A recent study conducted by researchers from The Ohio State University found that neighborhoods with more dogs have lower rates of homicide, robbery, and aggravated assaults when compared to areas with low dog ownership.
Phys.org reports that a new study has found that if you want to live in a safer neighborhood, choose the one with the most dogs. A study conducted in Columbus, Ohio, found that neighborhoods with more dogs had lower rates of homicide, robbery, and aggravated assaults compared to neighborhoods with fewer dogs. The study also found that neighborhoods with higher levels of trust between residents had lower crime.
“People walking their dogs are essentially patrolling their neighborhoods,” Pinchak said. “They see when things are not right, and when there are suspect outsiders in the area. It can be a crime deterrent.”

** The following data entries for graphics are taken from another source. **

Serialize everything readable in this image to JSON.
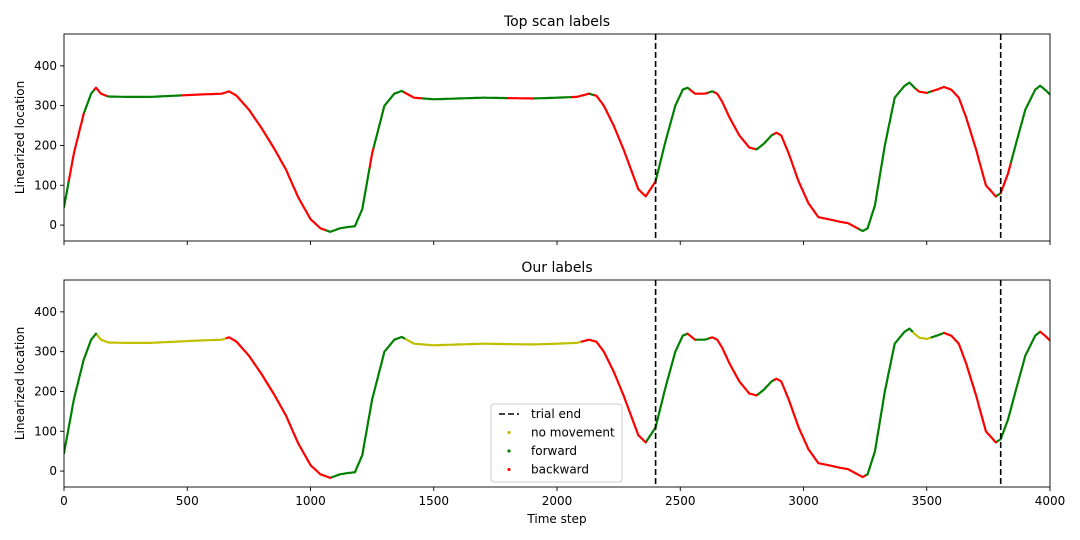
{
  "chart_data": [
    {
      "type": "line",
      "title": "Top scan labels",
      "xlabel": "",
      "ylabel": "Linearized location",
      "xlim": [
        0,
        4000
      ],
      "ylim": [
        -40,
        480
      ],
      "xticks": [
        0,
        500,
        1000,
        1500,
        2000,
        2500,
        3000,
        3500,
        4000
      ],
      "show_x_tick_labels": false,
      "yticks": [
        0,
        100,
        200,
        300,
        400
      ],
      "trial_end_x": [
        2400,
        3800
      ],
      "trajectory": {
        "x": [
          0,
          40,
          80,
          110,
          130,
          150,
          180,
          250,
          350,
          450,
          550,
          640,
          670,
          700,
          750,
          800,
          850,
          900,
          950,
          1000,
          1040,
          1080,
          1120,
          1150,
          1180,
          1210,
          1250,
          1300,
          1340,
          1370,
          1390,
          1420,
          1500,
          1600,
          1700,
          1800,
          1900,
          2000,
          2080,
          2130,
          2160,
          2190,
          2230,
          2270,
          2300,
          2330,
          2360,
          2400,
          2440,
          2480,
          2510,
          2530,
          2560,
          2600,
          2630,
          2650,
          2670,
          2700,
          2740,
          2780,
          2810,
          2840,
          2870,
          2890,
          2910,
          2940,
          2980,
          3020,
          3060,
          3100,
          3150,
          3180,
          3210,
          3240,
          3260,
          3290,
          3330,
          3370,
          3410,
          3430,
          3450,
          3470,
          3500,
          3540,
          3570,
          3600,
          3630,
          3660,
          3700,
          3740,
          3780,
          3800,
          3830,
          3860,
          3900,
          3940,
          3960,
          3980,
          4000
        ],
        "y": [
          45,
          180,
          280,
          330,
          345,
          330,
          323,
          322,
          322,
          325,
          328,
          330,
          336,
          325,
          290,
          245,
          195,
          140,
          70,
          15,
          -8,
          -17,
          -8,
          -5,
          -3,
          40,
          180,
          300,
          330,
          337,
          330,
          320,
          316,
          318,
          320,
          319,
          318,
          320,
          322,
          330,
          325,
          300,
          250,
          190,
          140,
          90,
          72,
          110,
          210,
          300,
          340,
          345,
          330,
          330,
          336,
          330,
          310,
          270,
          225,
          195,
          190,
          205,
          225,
          232,
          225,
          180,
          110,
          55,
          20,
          15,
          8,
          5,
          -5,
          -15,
          -8,
          50,
          200,
          320,
          350,
          358,
          345,
          335,
          332,
          340,
          347,
          340,
          320,
          270,
          190,
          100,
          72,
          80,
          130,
          200,
          290,
          340,
          350,
          340,
          328
        ]
      },
      "series": [
        {
          "name": "forward",
          "color": "#008000",
          "segments": [
            [
              0,
              20
            ],
            [
              80,
              125
            ],
            [
              170,
              480
            ],
            [
              1060,
              1240
            ],
            [
              1255,
              1380
            ],
            [
              1450,
              1800
            ],
            [
              1900,
              2060
            ],
            [
              2130,
              2150
            ],
            [
              2400,
              2540
            ],
            [
              2610,
              2640
            ],
            [
              2800,
              2880
            ],
            [
              3220,
              3460
            ],
            [
              3500,
              3520
            ],
            [
              3780,
              3800
            ],
            [
              3840,
              4000
            ]
          ]
        },
        {
          "name": "backward",
          "color": "#ff0000",
          "segments": [
            [
              20,
              80
            ],
            [
              125,
              170
            ],
            [
              480,
              1060
            ],
            [
              1240,
              1255
            ],
            [
              1380,
              1450
            ],
            [
              1800,
              1900
            ],
            [
              2060,
              2130
            ],
            [
              2150,
              2400
            ],
            [
              2540,
              2610
            ],
            [
              2640,
              2800
            ],
            [
              2880,
              3220
            ],
            [
              3460,
              3500
            ],
            [
              3520,
              3780
            ],
            [
              3800,
              3840
            ]
          ]
        }
      ]
    },
    {
      "type": "line",
      "title": "Our labels",
      "xlabel": "Time step",
      "ylabel": "Linearized location",
      "xlim": [
        0,
        4000
      ],
      "ylim": [
        -40,
        480
      ],
      "xticks": [
        0,
        500,
        1000,
        1500,
        2000,
        2500,
        3000,
        3500,
        4000
      ],
      "show_x_tick_labels": true,
      "yticks": [
        0,
        100,
        200,
        300,
        400
      ],
      "trial_end_x": [
        2400,
        3800
      ],
      "legend": {
        "position": "center-bottom",
        "entries": [
          {
            "label": "trial end",
            "style": "dashed",
            "color": "#000000"
          },
          {
            "label": "no movement",
            "style": "dot",
            "color": "#bfbf00"
          },
          {
            "label": "forward",
            "style": "dot",
            "color": "#008000"
          },
          {
            "label": "backward",
            "style": "dot",
            "color": "#ff0000"
          }
        ]
      },
      "trajectory": {
        "x": [
          0,
          40,
          80,
          110,
          130,
          150,
          180,
          250,
          350,
          450,
          550,
          640,
          670,
          700,
          750,
          800,
          850,
          900,
          950,
          1000,
          1040,
          1080,
          1120,
          1150,
          1180,
          1210,
          1250,
          1300,
          1340,
          1370,
          1390,
          1420,
          1500,
          1600,
          1700,
          1800,
          1900,
          2000,
          2080,
          2130,
          2160,
          2190,
          2230,
          2270,
          2300,
          2330,
          2360,
          2400,
          2440,
          2480,
          2510,
          2530,
          2560,
          2600,
          2630,
          2650,
          2670,
          2700,
          2740,
          2780,
          2810,
          2840,
          2870,
          2890,
          2910,
          2940,
          2980,
          3020,
          3060,
          3100,
          3150,
          3180,
          3210,
          3240,
          3260,
          3290,
          3330,
          3370,
          3410,
          3430,
          3450,
          3470,
          3500,
          3540,
          3570,
          3600,
          3630,
          3660,
          3700,
          3740,
          3780,
          3800,
          3830,
          3860,
          3900,
          3940,
          3960,
          3980,
          4000
        ],
        "y": [
          45,
          180,
          280,
          330,
          345,
          330,
          323,
          322,
          322,
          325,
          328,
          330,
          336,
          325,
          290,
          245,
          195,
          140,
          70,
          15,
          -8,
          -17,
          -8,
          -5,
          -3,
          40,
          180,
          300,
          330,
          337,
          330,
          320,
          316,
          318,
          320,
          319,
          318,
          320,
          322,
          330,
          325,
          300,
          250,
          190,
          140,
          90,
          72,
          110,
          210,
          300,
          340,
          345,
          330,
          330,
          336,
          330,
          310,
          270,
          225,
          195,
          190,
          205,
          225,
          232,
          225,
          180,
          110,
          55,
          20,
          15,
          8,
          5,
          -5,
          -15,
          -8,
          50,
          200,
          320,
          350,
          358,
          345,
          335,
          332,
          340,
          347,
          340,
          320,
          270,
          190,
          100,
          72,
          80,
          130,
          200,
          290,
          340,
          350,
          340,
          328
        ]
      },
      "series": [
        {
          "name": "no movement",
          "color": "#bfbf00",
          "segments": [
            [
              130,
              660
            ],
            [
              1380,
              2100
            ],
            [
              3440,
              3520
            ]
          ]
        },
        {
          "name": "forward",
          "color": "#008000",
          "segments": [
            [
              0,
              130
            ],
            [
              1080,
              1380
            ],
            [
              2360,
              2530
            ],
            [
              2560,
              2620
            ],
            [
              2810,
              2880
            ],
            [
              3250,
              3440
            ],
            [
              3520,
              3570
            ],
            [
              3780,
              3960
            ]
          ]
        },
        {
          "name": "backward",
          "color": "#ff0000",
          "segments": [
            [
              660,
              1080
            ],
            [
              2100,
              2360
            ],
            [
              2530,
              2560
            ],
            [
              2620,
              2810
            ],
            [
              2880,
              3250
            ],
            [
              3570,
              3780
            ],
            [
              3960,
              4000
            ]
          ]
        }
      ]
    }
  ]
}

Study co-author Christopher Browning, a professor of sociology at Ohio State said that sociologists have previously theorized that a combination of mutual trust and local surveillance among residents can deter criminals. However, researchers had yet to find a good way of determining how residents provide surveillance of neighborhood streets.
“We thought that dog walking probably captures that pretty well, which is one reason why we decided to do this study,” Browning said. The researchers examined crime statistics from 2014 to 216 for 595 census block groups and obtained survey data from a marketing firm that asked Columbus residents in 2013 if they owned a dog.
They then used data from the Adolescent Health and Development in Context study to measure trust in individual neighborhoods. Results of the study showed that neighborhoods with high levels of trust had lower levels of homicide, robbery, and aggravated assaults compared to neighborhoods with low levels of trust.
But among those high-trust neighborhoods, those with a higher concentration of dogs showed an additional drop in crime when compared to those with low dog ownership rates. Pinchak said: “When people are out walking their dogs, they have conversations, they pet each other’s dogs. Sometimes they know the dog’s name and not even the owners. They learn what’s going on and can spot potential problems.”